As we look to greater use of SROI in the social sector, the pioneering work of organizations like Population Services International (PSI) in global health provide a powerful template. PSI, which markets affordable health products and services, estimates its effect on disease burden much like a company measures profit. Since 2007, PSI has tracked the health impact of its work as the number of disability-adjusted life years (DALYs) averted; this captures both deaths and illness PSI’s health products and services prevent. According to Amy Ratcliffe, PSI’s director of program analytics, this metric allows PSI to aggregate impact across its portfolio, as well as disaggregate it for comparisons, cost-effectiveness analysis, and forecasting within countries or health areas. Since the DALYs averted metric is specific to a given year, country, disease outcome, and intervention, PSI can consider complex investment trade-offs such as, “What can we gain from scaling up malaria control in Mali?” Or, “What are the long-term implications of delaying HIV testing in Zimbabwe?”

PSI has gone one step further in recent years, standardizing its health impact metrics with leading external models endorsed by academics, partners, governments, and donors. In doing so, PSI has greatly improved both efficiency and confidence in its own measurement, and driven greater alignment and collaboration in its field.
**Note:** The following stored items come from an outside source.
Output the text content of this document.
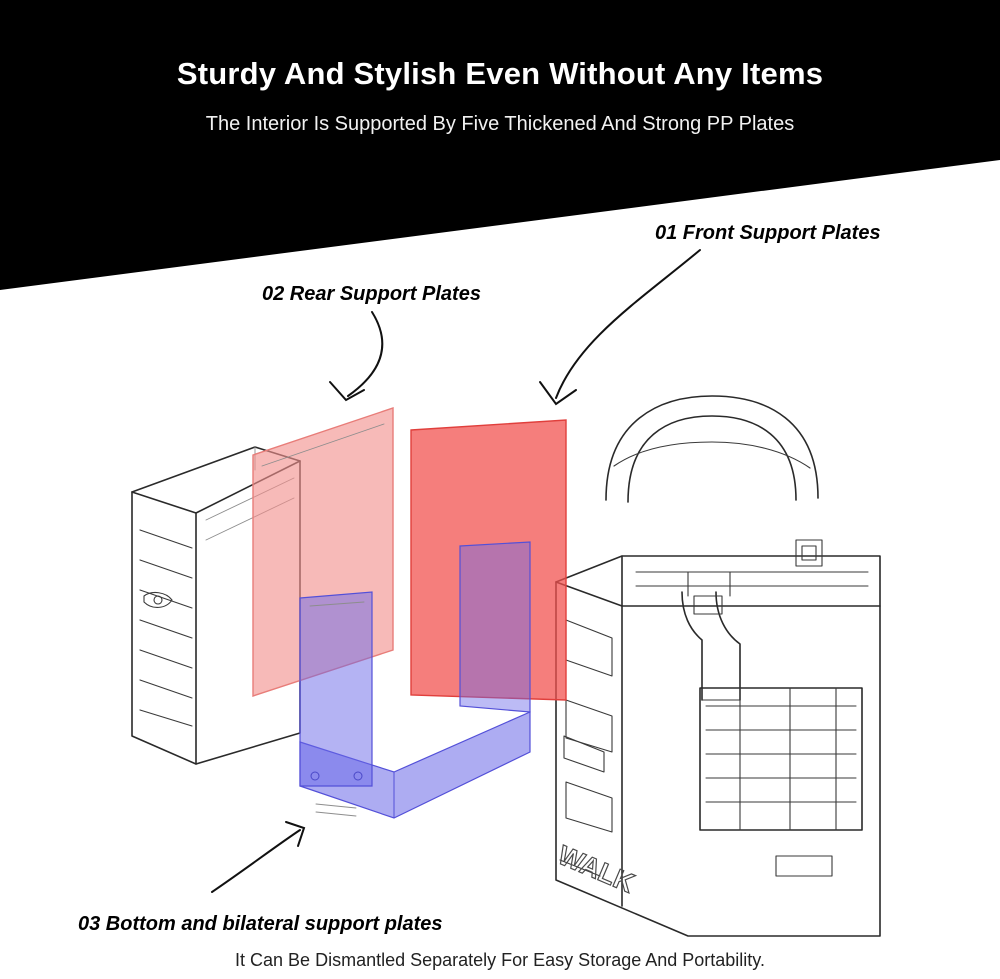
Sturdy And Stylish Even Without Any Items
The Interior Is Supported By Five Thickened And Strong PP Plates
WALK
01 Front Support Plates
02 Rear Support Plates
03 Bottom and bilateral support plates
It Can Be Dismantled Separately For Easy Storage And Portability.
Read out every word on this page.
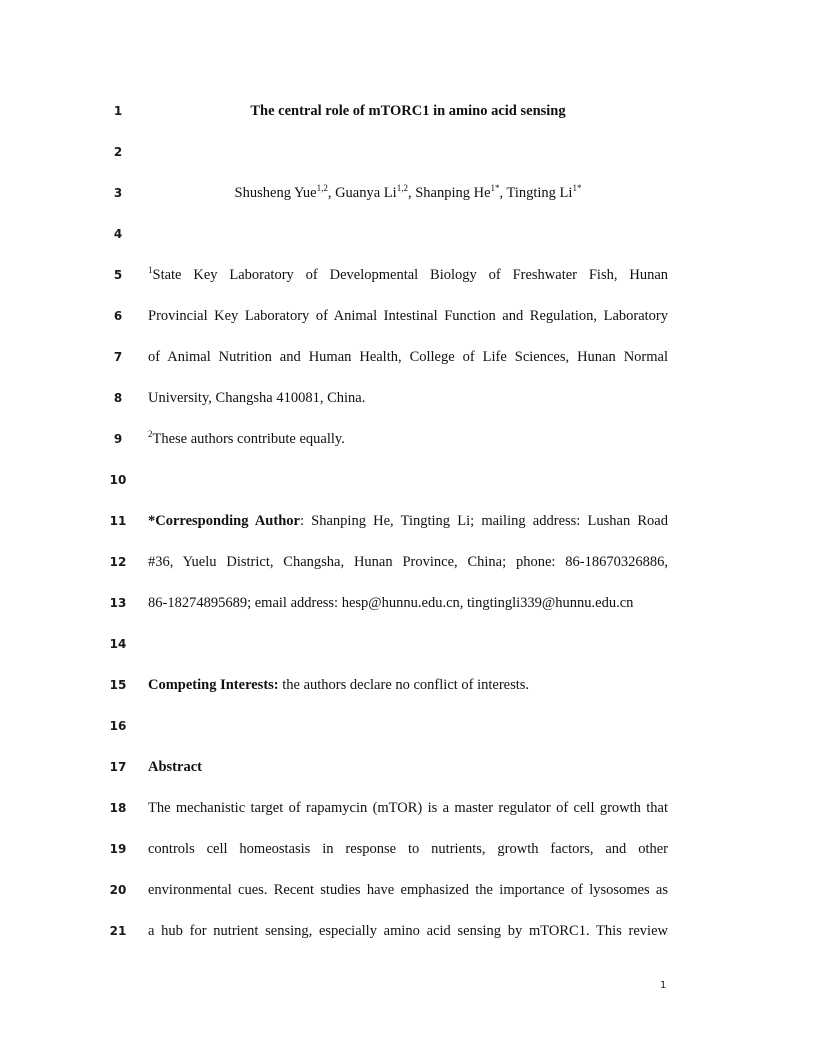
1	The central role of mTORC1 in amino acid sensing
2
3	Shusheng Yue$^{1,2}$, Guanya Li$^{1,2}$, Shanping $He^{1*}$, Tingting $Li^{1*}$
4
5	$^1$State Key Laboratory of Developmental Biology of Freshwater Fish, Hunan
6	Provincial Key Laboratory of Animal Intestinal Function and Regulation, Laboratory
7	of Animal Nutrition and Human Health, College of Life Sciences, Hunan Normal
8	University, Changsha 410081, China.
9	$^2$These authors contribute equally.
10
11 *Corresponding Author: Shanping He, Tingting Li; mailing address: Lushan Road
12 #36, Yuelu District, Changsha, Hunan Province, China; phone: 86-18670326886,
13 86-18274895689; email address: hesp@hunnu.edu.cn, tingtingli339@hunnu.edu.cn
14
15 Competing Interests: the authors declare no conflict of interests.
16
17 Abstract
18 The mechanistic target of rapamycin (mTOR) is a master regulator of cell growth that
19 controls cell homeostasis in response to nutrients, growth factors, and other
20 environmental cues. Recent studies have emphasized the importance of lysosomes as
21 a hub for nutrient sensing, especially amino acid sensing by mTORC1. This review
1
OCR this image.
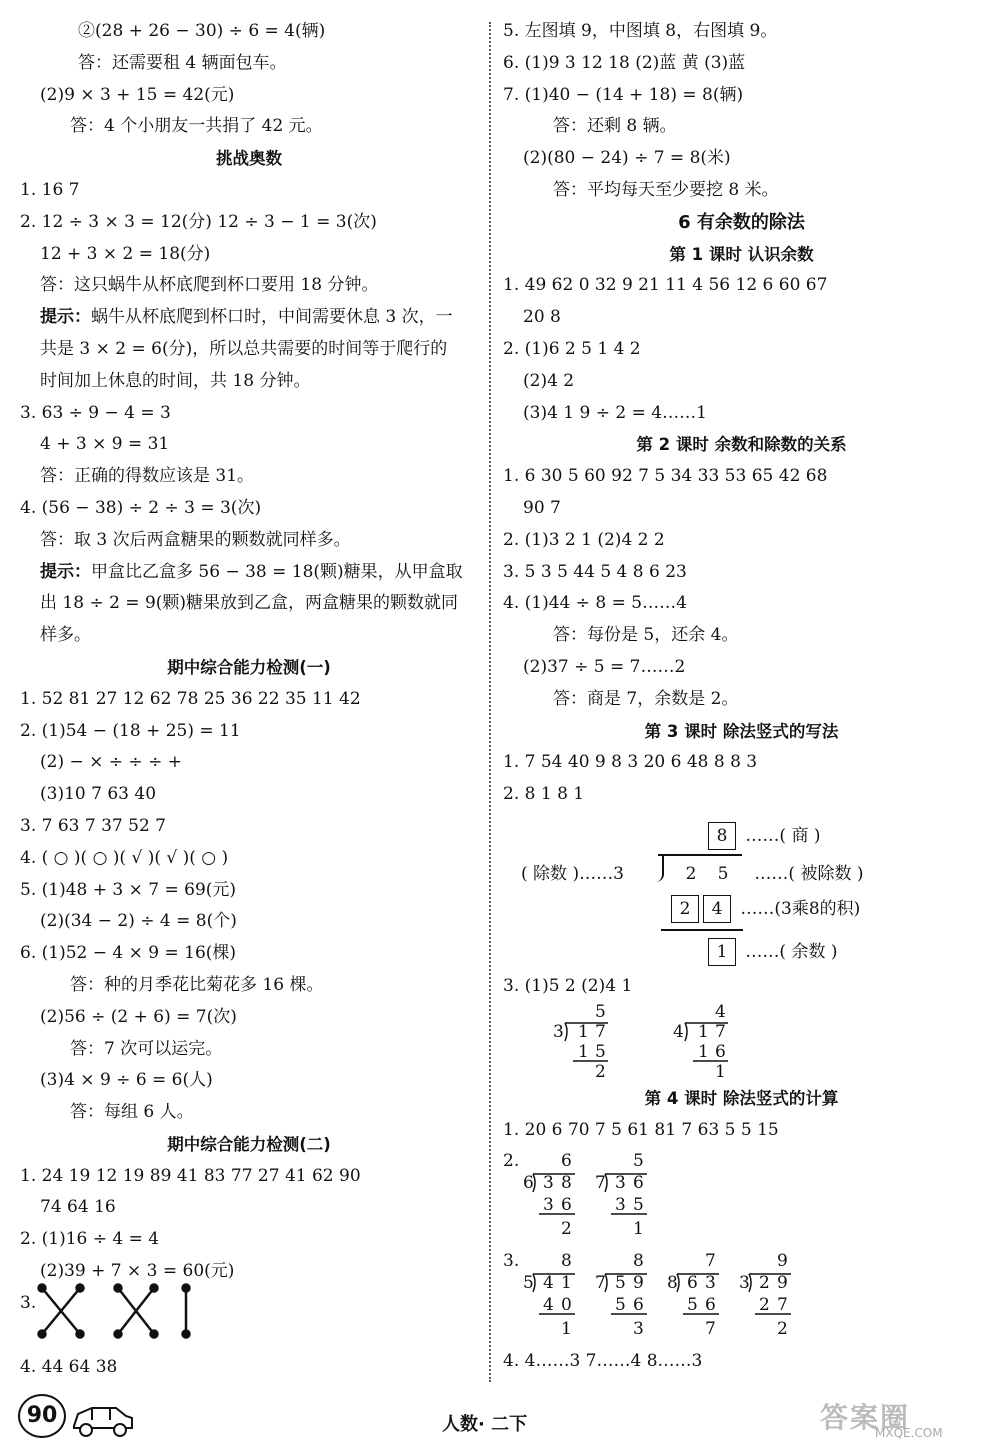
②(28 + 26 − 30) ÷ 6 = 4(辆)
答：还需要租 4 辆面包车。
(2)9 × 3 + 15 = 42(元)
答：4 个小朋友一共捐了 42 元。
挑战奥数
1. 16 7
2. 12 ÷ 3 × 3 = 12(分) 12 ÷ 3 − 1 = 3(次)
12 + 3 × 2 = 18(分)
答：这只蜗牛从杯底爬到杯口要用 18 分钟。
提示：蜗牛从杯底爬到杯口时，中间需要休息 3 次，一
共是 3 × 2 = 6(分)，所以总共需要的时间等于爬行的
时间加上休息的时间，共 18 分钟。
3. 63 ÷ 9 − 4 = 3
4 + 3 × 9 = 31
答：正确的得数应该是 31。
4. (56 − 38) ÷ 2 ÷ 3 = 3(次)
答：取 3 次后两盒糖果的颗数就同样多。
提示：甲盒比乙盒多 56 − 38 = 18(颗)糖果，从甲盒取
出 18 ÷ 2 = 9(颗)糖果放到乙盒，两盒糖果的颗数就同
样多。
期中综合能力检测(一)
1. 52 81 27 12 62 78 25 36 22 35 11 42
2. (1)54 − (18 + 25) = 11
(2) − × ÷ ÷ ÷ +
(3)10 7 63 40
3. 7 63 7 37 52 7
4. ( ○ )( ○ )( √ )( √ )( ○ )
5. (1)48 + 3 × 7 = 69(元)
(2)(34 − 2) ÷ 4 = 8(个)
6. (1)52 − 4 × 9 = 16(棵)
答：种的月季花比菊花多 16 棵。
(2)56 ÷ (2 + 6) = 7(次)
答：7 次可以运完。
(3)4 × 9 ÷ 6 = 6(人)
答：每组 6 人。
期中综合能力检测(二)
1. 24 19 12 19 89 41 83 77 27 41 62 90
74 64 16
2. (1)16 ÷ 4 = 4
(2)39 + 7 × 3 = 60(元)
3.
4. 44 64 38
5. 左图填 9，中图填 8，右图填 9。
6. (1)9 3 12 18 (2)蓝 黄 (3)蓝
7. (1)40 − (14 + 18) = 8(辆)
答：还剩 8 辆。
(2)(80 − 24) ÷ 7 = 8(米)
答：平均每天至少要挖 8 米。
6 有余数的除法
第 1 课时 认识余数
1. 49 62 0 32 9 21 11 4 56 12 6 60 67
20 8
2. (1)6 2 5 1 4 2
(2)4 2
(3)4 1 9 ÷ 2 = 4……1
第 2 课时 余数和除数的关系
1. 6 30 5 60 92 7 5 34 33 53 65 42 68
90 7
2. (1)3 2 1 (2)4 2 2
3. 5 3 5 44 5 4 8 6 23
4. (1)44 ÷ 8 = 5……4
答：每份是 5，还余 4。
(2)37 ÷ 5 = 7……2
答：商是 7，余数是 2。
第 3 课时 除法竖式的写法
1. 7 54 40 9 8 3 20 6 48 8 8 3
2. 8 1 8 1
8 ……( 商 )
( 除数 )……3	2 5 ……( 被除数 )
2 4 ……(3乘8的积)
1 ……( 余数 )
3. (1)5 2 (2)4 1
5
3 1 7
1 5
2
4
4 1 7
1 6
1
第 4 课时 除法竖式的计算
1. 20 6 70 7 5 61 81 7 63 5 5 15
2. 6
6 3 8
3 6
2
5
7 3 6
3 5
1
3. 8
5 4 1
4 0
1
8
7 5 9
5 6
3
7
8 6 3
5 6
7
9
3 2 9
2 7
2
4. 4……3 7……4 8……3
90	人数· 二下	答案圈
MXQE.COM
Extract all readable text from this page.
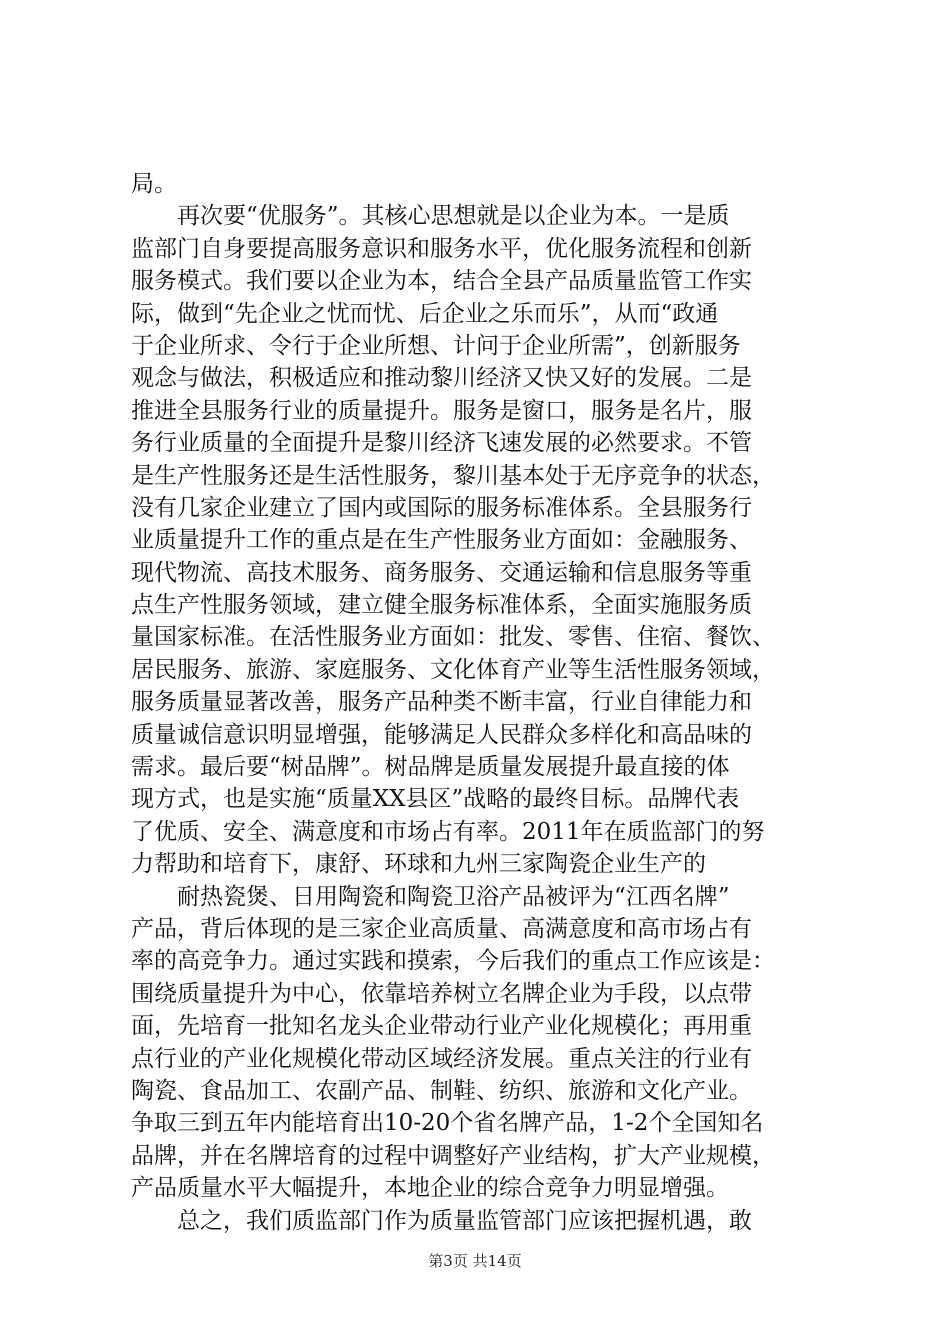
局。
再次要“优服务”。其核心思想就是以企业为本。一是质
监部门自身要提高服务意识和服务水平，优化服务流程和创新
服务模式。我们要以企业为本，结合全县产品质量监管工作实
际，做到“先企业之忧而忧、后企业之乐而乐”，从而“政通
于企业所求、令行于企业所想、计问于企业所需”，创新服务
观念与做法，积极适应和推动黎川经济又快又好的发展。二是
推进全县服务行业的质量提升。服务是窗口，服务是名片，服
务行业质量的全面提升是黎川经济飞速发展的必然要求。不管
是生产性服务还是生活性服务，黎川基本处于无序竞争的状态，
没有几家企业建立了国内或国际的服务标准体系。全县服务行
业质量提升工作的重点是在生产性服务业方面如：金融服务、
现代物流、高技术服务、商务服务、交通运输和信息服务等重
点生产性服务领域，建立健全服务标准体系，全面实施服务质
量国家标准。在活性服务业方面如：批发、零售、住宿、餐饮、
居民服务、旅游、家庭服务、文化体育产业等生活性服务领域，
服务质量显著改善，服务产品种类不断丰富，行业自律能力和
质量诚信意识明显增强，能够满足人民群众多样化和高品味的
需求。最后要“树品牌”。树品牌是质量发展提升最直接的体
现方式，也是实施“质量XX县区”战略的最终目标。品牌代表
了优质、安全、满意度和市场占有率。2011年在质监部门的努
力帮助和培育下，康舒、环球和九州三家陶瓷企业生产的
耐热瓷煲、日用陶瓷和陶瓷卫浴产品被评为“江西名牌”
产品，背后体现的是三家企业高质量、高满意度和高市场占有
率的高竞争力。通过实践和摸索，今后我们的重点工作应该是：
围绕质量提升为中心，依靠培养树立名牌企业为手段，以点带
面，先培育一批知名龙头企业带动行业产业化规模化；再用重
点行业的产业化规模化带动区域经济发展。重点关注的行业有
陶瓷、食品加工、农副产品、制鞋、纺织、旅游和文化产业。
争取三到五年内能培育出10-20个省名牌产品，1-2个全国知名
品牌，并在名牌培育的过程中调整好产业结构，扩大产业规模，
产品质量水平大幅提升，本地企业的综合竞争力明显增强。
总之，我们质监部门作为质量监管部门应该把握机遇，敢
第3页 共14页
Although we are much earlier in our journey than PSI, we are confident in the potential of SROI to further improve our own impact through more-disciplined resource allocation decisions. We also believe it will eventually play a central role in how donors, nonprofits, and other stakeholders interact in the social sector. Although an SROI framework can quickly become complicated, we believe any nonprofit with a growing portfolio of (largely) service delivery programs can define its programs and geographies, select its single best impact and cost metrics, and develop a process around SROI to get started.